Commento alla Liturgia

Giovedì della V settimana di Pasqua

Prima lettura

At 15,7-21

7Sorta una grande discussione, Pietro si alzò e disse loro: "Fratelli, voi sapete che, già da molto tempo, Dio in mezzo a voi ha scelto che per bocca mia le nazioni ascoltino la parola del Vangelo e vengano alla fede. 8E Dio, che conosce i cuori, ha dato testimonianza in loro favore, concedendo anche a loro lo Spirito Santo, come a noi; 9e non ha fatto alcuna discriminazione tra noi e loro, purificando i loro cuori con la fede. 10Ora dunque, perché tentate Dio, imponendo sul collo dei discepoli un giogo che né i nostri padri né noi siamo stati in grado di portare? 11Noi invece crediamo che per la grazia del Signore Gesù siamo salvati, così come loro". 12Tutta l'assemblea tacque e stettero ad ascoltare Bàrnaba e Paolo che riferivano quali grandi segni e prodigi Dio aveva compiuto tra le nazioni per mezzo loro. 13Quando essi ebbero finito di parlare, Giacomo prese la parola e disse: "Fratelli, ascoltatemi. 14Simone ha riferito come fin da principio Dio ha voluto scegliere dalle genti un popolo per il suo nome. 15Con questo si accordano le parole dei profeti, come sta scritto: 16Dopo queste cose ritornerò e riedificherò la tenda di Davide, che era caduta; ne riedificherò le rovine e la rialzerò, 17perché cerchino il Signore anche gli altri uomini e tutte le genti sulle quali è stato invocato il mio nome, dice il Signore, che fa queste cose, 18note da sempre. 19Per questo io ritengo che non si debbano importunare quelli che dalle nazioni si convertono a Dio, 20ma solo che si ordini loro di astenersi dalla contaminazione con gli idoli, dalle unioni illegittime, dagli animali soffocati e dal sangue. 21Fin dai tempi antichi, infatti, Mosè ha chi lo predica in ogni città, poiché viene letto ogni sabato nelle sinagoghe".

Salmo Responsoriale

Dal Sal 95(96)

R. Annunciate a tutti i popoli le meraviglie del Signore.
Oppure:
R. Alleluia, alleluia, alleluia.

Cantate al Signore un canto nuovo,
cantate al Signore, uomini di tutta la terra.
Cantate al Signore, benedite il suo nome. R.

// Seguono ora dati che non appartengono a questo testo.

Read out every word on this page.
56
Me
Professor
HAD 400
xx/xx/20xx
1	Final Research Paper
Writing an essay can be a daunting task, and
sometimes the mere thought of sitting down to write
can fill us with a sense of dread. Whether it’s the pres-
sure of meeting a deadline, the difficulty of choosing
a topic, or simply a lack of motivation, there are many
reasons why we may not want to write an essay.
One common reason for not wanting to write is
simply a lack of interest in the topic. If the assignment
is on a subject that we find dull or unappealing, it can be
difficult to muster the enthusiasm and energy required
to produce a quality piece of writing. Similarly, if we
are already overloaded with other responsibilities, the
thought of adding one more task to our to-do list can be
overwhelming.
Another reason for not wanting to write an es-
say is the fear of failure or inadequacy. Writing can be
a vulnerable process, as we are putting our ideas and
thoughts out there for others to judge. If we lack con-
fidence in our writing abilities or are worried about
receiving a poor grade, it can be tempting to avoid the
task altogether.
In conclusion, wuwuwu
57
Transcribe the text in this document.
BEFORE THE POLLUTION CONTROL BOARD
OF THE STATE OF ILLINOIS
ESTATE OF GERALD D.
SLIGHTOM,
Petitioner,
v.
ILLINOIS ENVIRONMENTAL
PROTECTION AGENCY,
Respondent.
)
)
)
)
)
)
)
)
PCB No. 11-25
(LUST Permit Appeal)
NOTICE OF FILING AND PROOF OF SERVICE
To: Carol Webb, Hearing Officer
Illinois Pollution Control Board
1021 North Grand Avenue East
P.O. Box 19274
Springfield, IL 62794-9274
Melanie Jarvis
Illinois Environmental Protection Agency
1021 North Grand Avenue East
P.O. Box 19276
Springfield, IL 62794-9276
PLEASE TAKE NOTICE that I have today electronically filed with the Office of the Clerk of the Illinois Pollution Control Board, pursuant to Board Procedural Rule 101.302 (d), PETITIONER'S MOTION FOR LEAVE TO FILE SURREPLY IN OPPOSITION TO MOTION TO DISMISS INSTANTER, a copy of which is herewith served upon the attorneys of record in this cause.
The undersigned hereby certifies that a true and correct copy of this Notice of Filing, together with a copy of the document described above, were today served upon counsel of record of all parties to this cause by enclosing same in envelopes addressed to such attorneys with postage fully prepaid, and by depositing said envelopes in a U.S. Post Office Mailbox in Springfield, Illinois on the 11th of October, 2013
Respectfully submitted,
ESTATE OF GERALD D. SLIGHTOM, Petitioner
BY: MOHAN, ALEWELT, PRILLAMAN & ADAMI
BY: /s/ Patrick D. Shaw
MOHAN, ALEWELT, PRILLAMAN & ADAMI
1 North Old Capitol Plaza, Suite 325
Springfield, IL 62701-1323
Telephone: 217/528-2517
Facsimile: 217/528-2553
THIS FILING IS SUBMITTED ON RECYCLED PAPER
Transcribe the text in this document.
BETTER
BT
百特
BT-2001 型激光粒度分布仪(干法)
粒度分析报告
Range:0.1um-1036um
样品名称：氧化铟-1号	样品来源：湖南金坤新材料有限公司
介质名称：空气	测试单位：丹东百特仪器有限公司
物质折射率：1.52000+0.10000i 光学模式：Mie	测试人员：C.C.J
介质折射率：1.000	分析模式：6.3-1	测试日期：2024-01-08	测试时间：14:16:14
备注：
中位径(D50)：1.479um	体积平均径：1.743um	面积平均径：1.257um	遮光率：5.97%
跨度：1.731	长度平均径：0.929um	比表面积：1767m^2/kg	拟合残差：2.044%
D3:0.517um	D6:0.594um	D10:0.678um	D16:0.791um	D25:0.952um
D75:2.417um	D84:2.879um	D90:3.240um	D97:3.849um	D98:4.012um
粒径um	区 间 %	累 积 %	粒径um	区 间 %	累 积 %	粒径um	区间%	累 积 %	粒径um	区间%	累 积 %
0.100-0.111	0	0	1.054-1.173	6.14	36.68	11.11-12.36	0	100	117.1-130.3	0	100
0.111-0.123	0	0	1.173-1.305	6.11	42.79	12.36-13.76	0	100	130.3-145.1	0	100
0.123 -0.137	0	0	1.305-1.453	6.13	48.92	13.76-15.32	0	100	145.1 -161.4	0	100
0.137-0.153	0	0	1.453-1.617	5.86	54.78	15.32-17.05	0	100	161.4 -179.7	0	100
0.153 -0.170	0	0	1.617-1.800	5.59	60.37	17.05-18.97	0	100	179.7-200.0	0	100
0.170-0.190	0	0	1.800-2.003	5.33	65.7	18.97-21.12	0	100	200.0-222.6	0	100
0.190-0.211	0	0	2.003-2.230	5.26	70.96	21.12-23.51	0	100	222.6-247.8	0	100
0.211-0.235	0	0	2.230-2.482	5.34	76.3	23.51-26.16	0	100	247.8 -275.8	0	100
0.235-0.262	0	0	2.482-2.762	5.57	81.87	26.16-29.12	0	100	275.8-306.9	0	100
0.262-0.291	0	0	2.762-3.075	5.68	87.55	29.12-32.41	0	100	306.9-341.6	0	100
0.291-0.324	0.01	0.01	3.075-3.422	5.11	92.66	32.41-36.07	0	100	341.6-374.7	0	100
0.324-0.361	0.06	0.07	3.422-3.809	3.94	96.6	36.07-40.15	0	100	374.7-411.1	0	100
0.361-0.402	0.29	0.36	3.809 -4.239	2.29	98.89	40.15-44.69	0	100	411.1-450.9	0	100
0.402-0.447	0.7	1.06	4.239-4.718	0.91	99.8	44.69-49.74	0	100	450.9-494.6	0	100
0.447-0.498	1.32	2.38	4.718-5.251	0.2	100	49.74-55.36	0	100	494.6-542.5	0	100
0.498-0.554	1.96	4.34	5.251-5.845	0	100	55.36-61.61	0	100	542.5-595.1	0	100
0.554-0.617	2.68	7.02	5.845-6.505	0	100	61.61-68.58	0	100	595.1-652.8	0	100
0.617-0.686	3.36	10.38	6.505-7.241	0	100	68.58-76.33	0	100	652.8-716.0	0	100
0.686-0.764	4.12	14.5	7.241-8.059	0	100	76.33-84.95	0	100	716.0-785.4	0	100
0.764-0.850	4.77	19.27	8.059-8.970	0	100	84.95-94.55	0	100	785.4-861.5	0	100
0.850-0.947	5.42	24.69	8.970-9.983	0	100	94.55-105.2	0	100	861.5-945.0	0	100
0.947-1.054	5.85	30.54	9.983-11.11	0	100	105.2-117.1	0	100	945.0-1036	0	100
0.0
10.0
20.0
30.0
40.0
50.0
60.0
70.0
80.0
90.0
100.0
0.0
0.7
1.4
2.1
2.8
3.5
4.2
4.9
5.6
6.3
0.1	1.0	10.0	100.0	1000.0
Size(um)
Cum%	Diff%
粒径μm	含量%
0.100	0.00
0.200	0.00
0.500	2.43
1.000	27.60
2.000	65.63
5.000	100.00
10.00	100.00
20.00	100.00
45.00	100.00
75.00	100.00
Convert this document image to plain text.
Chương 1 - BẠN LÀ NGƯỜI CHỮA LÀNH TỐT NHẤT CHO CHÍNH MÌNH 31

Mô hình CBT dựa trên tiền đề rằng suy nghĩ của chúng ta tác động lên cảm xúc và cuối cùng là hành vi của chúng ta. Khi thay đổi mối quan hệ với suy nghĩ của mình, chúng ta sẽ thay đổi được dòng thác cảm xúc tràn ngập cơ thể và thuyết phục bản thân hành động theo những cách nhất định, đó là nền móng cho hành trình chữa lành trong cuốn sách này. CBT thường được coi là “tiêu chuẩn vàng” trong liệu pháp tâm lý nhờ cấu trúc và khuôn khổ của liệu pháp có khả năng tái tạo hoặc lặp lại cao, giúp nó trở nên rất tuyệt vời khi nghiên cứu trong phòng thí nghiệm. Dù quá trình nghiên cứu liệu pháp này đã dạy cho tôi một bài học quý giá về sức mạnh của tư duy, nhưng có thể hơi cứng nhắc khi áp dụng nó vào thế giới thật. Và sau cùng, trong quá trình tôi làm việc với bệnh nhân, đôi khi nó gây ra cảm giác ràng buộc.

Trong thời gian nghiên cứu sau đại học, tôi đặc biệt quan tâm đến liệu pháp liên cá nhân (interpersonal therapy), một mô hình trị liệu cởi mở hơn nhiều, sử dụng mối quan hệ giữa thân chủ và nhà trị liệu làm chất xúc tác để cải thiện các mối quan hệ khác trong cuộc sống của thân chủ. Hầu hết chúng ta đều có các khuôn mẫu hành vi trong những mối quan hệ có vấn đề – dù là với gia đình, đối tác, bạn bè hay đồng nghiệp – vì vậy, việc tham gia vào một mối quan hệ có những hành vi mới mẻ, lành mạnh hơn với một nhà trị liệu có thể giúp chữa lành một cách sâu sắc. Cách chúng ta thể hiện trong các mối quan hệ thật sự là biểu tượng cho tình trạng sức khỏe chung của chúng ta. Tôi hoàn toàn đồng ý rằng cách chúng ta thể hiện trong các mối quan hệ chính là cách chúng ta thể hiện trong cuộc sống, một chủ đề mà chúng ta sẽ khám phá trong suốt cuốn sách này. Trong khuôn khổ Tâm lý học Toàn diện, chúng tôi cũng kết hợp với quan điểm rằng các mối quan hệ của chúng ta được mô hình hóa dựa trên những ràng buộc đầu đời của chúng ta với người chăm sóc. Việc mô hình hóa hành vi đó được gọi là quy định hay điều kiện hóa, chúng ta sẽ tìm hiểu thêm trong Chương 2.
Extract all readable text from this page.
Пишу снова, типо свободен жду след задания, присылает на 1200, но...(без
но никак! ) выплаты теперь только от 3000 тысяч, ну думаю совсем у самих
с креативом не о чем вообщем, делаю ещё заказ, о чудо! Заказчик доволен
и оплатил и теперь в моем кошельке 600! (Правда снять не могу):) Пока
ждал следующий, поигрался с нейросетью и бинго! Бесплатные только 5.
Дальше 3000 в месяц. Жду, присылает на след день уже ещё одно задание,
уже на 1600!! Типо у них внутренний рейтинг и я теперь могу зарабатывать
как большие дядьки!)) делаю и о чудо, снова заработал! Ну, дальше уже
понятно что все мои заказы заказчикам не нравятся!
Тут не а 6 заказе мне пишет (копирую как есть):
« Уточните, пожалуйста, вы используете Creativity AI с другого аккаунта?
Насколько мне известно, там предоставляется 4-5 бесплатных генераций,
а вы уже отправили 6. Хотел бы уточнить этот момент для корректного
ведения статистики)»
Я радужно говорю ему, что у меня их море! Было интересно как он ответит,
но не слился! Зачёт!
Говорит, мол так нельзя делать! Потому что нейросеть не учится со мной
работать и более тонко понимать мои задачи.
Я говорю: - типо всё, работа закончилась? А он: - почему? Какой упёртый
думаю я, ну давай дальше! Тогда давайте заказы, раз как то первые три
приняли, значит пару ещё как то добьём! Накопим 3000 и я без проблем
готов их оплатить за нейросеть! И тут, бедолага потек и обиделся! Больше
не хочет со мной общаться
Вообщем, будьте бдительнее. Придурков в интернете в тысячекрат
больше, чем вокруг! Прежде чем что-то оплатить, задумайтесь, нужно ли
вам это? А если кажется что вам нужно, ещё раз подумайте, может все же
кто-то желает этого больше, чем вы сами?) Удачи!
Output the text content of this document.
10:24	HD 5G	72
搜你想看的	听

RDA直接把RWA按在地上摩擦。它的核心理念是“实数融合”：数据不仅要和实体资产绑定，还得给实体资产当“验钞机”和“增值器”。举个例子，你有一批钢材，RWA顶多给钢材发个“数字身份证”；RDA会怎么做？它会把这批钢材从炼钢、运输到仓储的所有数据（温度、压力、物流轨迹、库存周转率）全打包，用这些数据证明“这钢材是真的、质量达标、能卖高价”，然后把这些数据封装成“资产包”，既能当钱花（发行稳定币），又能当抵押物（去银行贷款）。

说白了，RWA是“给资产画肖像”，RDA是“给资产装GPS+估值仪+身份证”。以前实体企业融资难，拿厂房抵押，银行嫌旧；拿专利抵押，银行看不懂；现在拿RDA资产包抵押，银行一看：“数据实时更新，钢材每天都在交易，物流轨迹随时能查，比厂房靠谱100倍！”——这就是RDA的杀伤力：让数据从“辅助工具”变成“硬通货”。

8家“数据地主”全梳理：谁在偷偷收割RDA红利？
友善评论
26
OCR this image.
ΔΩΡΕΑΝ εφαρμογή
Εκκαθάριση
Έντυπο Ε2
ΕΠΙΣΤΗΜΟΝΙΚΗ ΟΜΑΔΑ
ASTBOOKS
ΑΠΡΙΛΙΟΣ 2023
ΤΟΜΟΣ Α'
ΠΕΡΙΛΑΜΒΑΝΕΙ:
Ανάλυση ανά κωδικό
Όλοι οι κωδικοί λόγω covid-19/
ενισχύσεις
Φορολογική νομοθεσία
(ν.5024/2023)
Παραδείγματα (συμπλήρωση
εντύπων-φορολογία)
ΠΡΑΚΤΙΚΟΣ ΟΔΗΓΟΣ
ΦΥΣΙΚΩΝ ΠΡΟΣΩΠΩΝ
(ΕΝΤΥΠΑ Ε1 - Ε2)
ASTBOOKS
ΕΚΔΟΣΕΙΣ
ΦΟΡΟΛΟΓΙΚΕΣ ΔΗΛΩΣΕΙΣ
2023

Annunciate di giorno in giorno la sua salvezza.
In mezzo alle genti narrate la sua gloria,
a tutti i popoli dite le sue meraviglie. R.

Dite tra le genti: «Il Signore regna!».
È stabile il mondo, non potrà vacillare!
Egli giudica i popoli con rettitudine. R.

Vangelo

Gv 15,9-11

9Come il Padre ha amato me, anche io ho amato voi. Rimanete nel mio amore. 10Se osserverete i miei comandamenti, rimarrete nel mio amore, come io ho osservato i comandamenti del Padre mio e rimango nel suo amore. 11Vi ho detto queste cose perché la mia gioia sia in voi e la vostra gioia sia piena.

Commento alla Liturgia

Rimanere nell'amore

Luigi Maria Epicoco

“Come il Padre ha amato me, anche io ho amato voi. Rimanete nel mio amore”.

Rimanere nell’amore è forse il programma di tutta una vita. Infatti credo ognuno di noi fa esperienza di come la vita divenga impossibile quando si è fuori dall’amore. Ogni volta che non ci sentiamo amati tutto perde gusto anche la cosa più bella, più scintillante, più ambita. È l’amore che dà colore e significato alla vita. Rimanere nell’amore è ciò che rende la vita degna, e Gesù non si limita semplicemente a ricordarcelo ma a offrirci il suo stesso amore come il luogo vero in cui rimanere. La domanda allora sorge spontanea: come si fa a rimanere nel suo amore? 

“Se osserverete i miei comandamenti, rimarrete nel mio amore, come io ho osservato i comandamenti del Padre mio e rimango nel suo amore”.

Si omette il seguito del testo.